Молодой офицер, принимавший участие н этой испанской войне, казалось, ничего не знал, что происходит в мире.
— Так значит во Франции тоже будет война?
— Во Франции война будет в последнюю очередь.
Жиль знал, что он сделает для Франции, если война вспыхнет. В последний момент он оставит свою мировую задачу; он вернется домой, чтобы сражаться, и, рано или поздно, по наущению нескольких евреев уйдет с передовых линий, обожженных коммунистическими револьверами. Франция не может спастись, и новая победа для нее будет равнозначна поражению.

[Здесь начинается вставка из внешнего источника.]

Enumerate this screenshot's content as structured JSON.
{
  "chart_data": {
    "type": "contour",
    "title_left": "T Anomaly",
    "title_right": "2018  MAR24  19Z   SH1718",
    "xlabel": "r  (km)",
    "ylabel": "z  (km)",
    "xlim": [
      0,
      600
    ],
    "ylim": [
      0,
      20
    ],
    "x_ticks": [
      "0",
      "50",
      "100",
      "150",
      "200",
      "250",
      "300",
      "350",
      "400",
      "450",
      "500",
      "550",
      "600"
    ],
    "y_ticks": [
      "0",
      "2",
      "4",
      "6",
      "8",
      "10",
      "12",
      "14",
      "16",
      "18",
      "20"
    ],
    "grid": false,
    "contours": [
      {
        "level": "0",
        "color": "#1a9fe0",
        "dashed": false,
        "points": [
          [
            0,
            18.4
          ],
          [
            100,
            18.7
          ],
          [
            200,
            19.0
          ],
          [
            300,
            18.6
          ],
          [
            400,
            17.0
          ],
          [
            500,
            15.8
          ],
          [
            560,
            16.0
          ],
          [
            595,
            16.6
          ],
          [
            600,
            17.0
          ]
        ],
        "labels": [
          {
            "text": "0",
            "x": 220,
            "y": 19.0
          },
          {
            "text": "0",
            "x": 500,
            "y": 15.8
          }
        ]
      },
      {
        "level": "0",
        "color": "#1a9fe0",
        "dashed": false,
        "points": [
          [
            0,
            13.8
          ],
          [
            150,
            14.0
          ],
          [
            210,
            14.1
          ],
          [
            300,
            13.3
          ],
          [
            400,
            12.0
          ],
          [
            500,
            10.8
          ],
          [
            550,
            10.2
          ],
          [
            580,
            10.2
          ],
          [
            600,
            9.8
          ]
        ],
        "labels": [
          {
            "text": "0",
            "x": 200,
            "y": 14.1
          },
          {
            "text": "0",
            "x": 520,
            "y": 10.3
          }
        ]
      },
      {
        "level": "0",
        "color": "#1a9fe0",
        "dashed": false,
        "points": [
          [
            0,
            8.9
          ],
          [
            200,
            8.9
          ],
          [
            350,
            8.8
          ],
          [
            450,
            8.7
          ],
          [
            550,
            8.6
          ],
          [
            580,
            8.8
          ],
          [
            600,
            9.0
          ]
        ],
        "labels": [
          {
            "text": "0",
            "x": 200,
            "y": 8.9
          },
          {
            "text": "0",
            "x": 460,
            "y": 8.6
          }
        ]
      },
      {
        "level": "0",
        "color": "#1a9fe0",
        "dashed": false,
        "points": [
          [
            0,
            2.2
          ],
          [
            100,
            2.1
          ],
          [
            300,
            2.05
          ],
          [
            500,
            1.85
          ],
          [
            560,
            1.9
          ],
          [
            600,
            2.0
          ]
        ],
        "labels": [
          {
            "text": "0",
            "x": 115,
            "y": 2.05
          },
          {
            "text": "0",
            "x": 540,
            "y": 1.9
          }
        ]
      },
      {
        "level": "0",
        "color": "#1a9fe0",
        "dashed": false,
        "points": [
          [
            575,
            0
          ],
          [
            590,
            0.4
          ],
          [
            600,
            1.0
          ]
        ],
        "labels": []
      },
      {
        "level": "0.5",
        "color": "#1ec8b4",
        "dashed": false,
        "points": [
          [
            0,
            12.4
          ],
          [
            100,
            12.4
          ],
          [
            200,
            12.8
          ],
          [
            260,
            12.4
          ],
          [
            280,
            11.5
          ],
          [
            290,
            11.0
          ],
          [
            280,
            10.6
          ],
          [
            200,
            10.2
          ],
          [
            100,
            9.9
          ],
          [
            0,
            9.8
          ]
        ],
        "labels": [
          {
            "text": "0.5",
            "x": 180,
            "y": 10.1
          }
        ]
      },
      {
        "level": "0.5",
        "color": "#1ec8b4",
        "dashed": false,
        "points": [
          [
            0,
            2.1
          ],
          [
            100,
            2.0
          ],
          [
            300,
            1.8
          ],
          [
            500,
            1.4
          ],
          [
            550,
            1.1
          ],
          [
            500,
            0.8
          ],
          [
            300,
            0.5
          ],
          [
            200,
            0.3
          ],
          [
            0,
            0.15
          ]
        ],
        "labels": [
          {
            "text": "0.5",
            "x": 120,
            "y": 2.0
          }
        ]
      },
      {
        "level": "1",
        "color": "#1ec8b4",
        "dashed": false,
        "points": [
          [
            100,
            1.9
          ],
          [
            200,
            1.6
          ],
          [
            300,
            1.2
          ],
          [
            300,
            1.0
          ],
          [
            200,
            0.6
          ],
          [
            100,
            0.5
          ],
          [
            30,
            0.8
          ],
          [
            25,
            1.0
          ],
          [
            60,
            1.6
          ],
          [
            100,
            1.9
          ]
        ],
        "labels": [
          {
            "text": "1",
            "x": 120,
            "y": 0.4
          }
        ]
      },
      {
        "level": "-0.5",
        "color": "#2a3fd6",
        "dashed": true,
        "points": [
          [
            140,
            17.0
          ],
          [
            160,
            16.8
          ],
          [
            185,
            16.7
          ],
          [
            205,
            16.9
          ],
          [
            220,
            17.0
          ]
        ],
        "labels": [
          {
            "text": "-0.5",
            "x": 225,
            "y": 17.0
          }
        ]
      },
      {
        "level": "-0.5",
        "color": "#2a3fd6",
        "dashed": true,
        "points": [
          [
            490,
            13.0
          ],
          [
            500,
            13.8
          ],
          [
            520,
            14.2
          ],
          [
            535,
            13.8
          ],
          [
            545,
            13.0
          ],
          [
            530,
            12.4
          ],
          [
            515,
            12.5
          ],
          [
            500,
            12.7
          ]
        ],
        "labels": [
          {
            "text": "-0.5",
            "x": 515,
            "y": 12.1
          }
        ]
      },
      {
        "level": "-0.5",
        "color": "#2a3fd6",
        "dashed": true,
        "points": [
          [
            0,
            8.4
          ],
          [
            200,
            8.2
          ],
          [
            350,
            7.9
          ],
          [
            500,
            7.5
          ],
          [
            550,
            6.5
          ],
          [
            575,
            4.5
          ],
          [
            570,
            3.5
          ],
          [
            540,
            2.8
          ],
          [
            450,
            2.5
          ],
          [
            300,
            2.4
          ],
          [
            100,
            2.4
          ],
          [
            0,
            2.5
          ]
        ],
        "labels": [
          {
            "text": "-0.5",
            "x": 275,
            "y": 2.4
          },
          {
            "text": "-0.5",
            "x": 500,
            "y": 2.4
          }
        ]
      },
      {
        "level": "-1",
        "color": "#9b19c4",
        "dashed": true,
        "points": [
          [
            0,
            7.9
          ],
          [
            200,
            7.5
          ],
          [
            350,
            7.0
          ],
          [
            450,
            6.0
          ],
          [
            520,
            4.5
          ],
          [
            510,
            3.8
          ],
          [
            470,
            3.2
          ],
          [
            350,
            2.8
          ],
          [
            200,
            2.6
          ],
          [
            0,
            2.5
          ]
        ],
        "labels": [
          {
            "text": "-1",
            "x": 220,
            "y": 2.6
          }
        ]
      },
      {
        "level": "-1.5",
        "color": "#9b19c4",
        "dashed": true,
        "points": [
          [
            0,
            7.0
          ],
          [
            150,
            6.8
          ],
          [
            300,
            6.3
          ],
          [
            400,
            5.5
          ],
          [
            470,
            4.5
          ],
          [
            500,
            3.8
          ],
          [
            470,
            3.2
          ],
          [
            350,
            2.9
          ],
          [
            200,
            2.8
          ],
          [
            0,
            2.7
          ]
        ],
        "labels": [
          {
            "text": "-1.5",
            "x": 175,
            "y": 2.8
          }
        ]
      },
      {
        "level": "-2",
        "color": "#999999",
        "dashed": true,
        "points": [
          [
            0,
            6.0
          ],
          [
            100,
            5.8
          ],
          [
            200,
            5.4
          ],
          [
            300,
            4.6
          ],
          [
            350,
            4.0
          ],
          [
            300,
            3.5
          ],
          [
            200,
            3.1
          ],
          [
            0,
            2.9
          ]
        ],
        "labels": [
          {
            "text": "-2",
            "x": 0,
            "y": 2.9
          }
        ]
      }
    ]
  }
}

Но есть идеи, родившиеся в других странах, которые, приходя оттуда, обретают другие, более объемные формы, чтобы воплотиться в них.
Жиль предложил своему молодому сопровождающему перекусить наверху одной из странных построек, которые возвышались над окрестностью. В самом деле, возвращаясь с аванпостов, разбросанных в долине, они увидели перед собой маленький городок, слегка приподнятый над излучиной реки. Две каменные громады господствовали над ним: старый римский акведук, с одной стороны резко обрывающийся прямо в небо, врезаясь в голубизну одной из своих арок, и plaza de toros
[30], современная и уродливая, безобразно округленная, которая могла бы также отлично служить газовым резервуаром.
— Отсюда сверху у нас будет прекрасный вид.
— Как угодно, — сказал молодой человек, улыбаясь. — К тому же это место — наш главный опорный пункт второй линии, и вы должны его увидеть.
На двери висела старая, благоговейно сохраненная защитниками афиша, сообщавшая о событии, которое никогда не имело места и которое было заменено другими: бой быков на первой неделе июля 1936 года.
La plaza представляла собой настоящую крепость. Ее аркады, смотрящие-в сторону сельской местности, были забетонированы и нацеливали свои пулеметы в разные стороны; внутри располагались солдаты.
Они вскарабкались на верхнюю галерею. Оттуда была видна вся Испания:, бескрайнее пространство плоскогорий и горных цепей, поверхность которых чередовалась и путалась в хаосе, отображающем сложную систему сильно пересеченной местности. И стоял пронизывающий холод, и бледное зимнее солнце мало способствовало гармоничному сочетанию коричневых, бурых, рыжеватых, охристых, жженых тонов, которые летнее солнце накладывает одни на другие, доводя их до высшей, единственной в своем роде точки. Они только что побывали на постах, которые прикрывали маленький город с востока, со стороны, противоположной реке. Перед этими постами противник, расположившийся у подножия холмов, довольно далеко в равнине, не появлялся. Но с высокого наблюдательного пункта положение на юге виделось совсем иначе. С этой стороны горный хребет, где находился противник, переходил в цепочку холмов и образовывал отрог, который, поворачивая к реке, направлялся к городу и сходил на нет у подступов к нему.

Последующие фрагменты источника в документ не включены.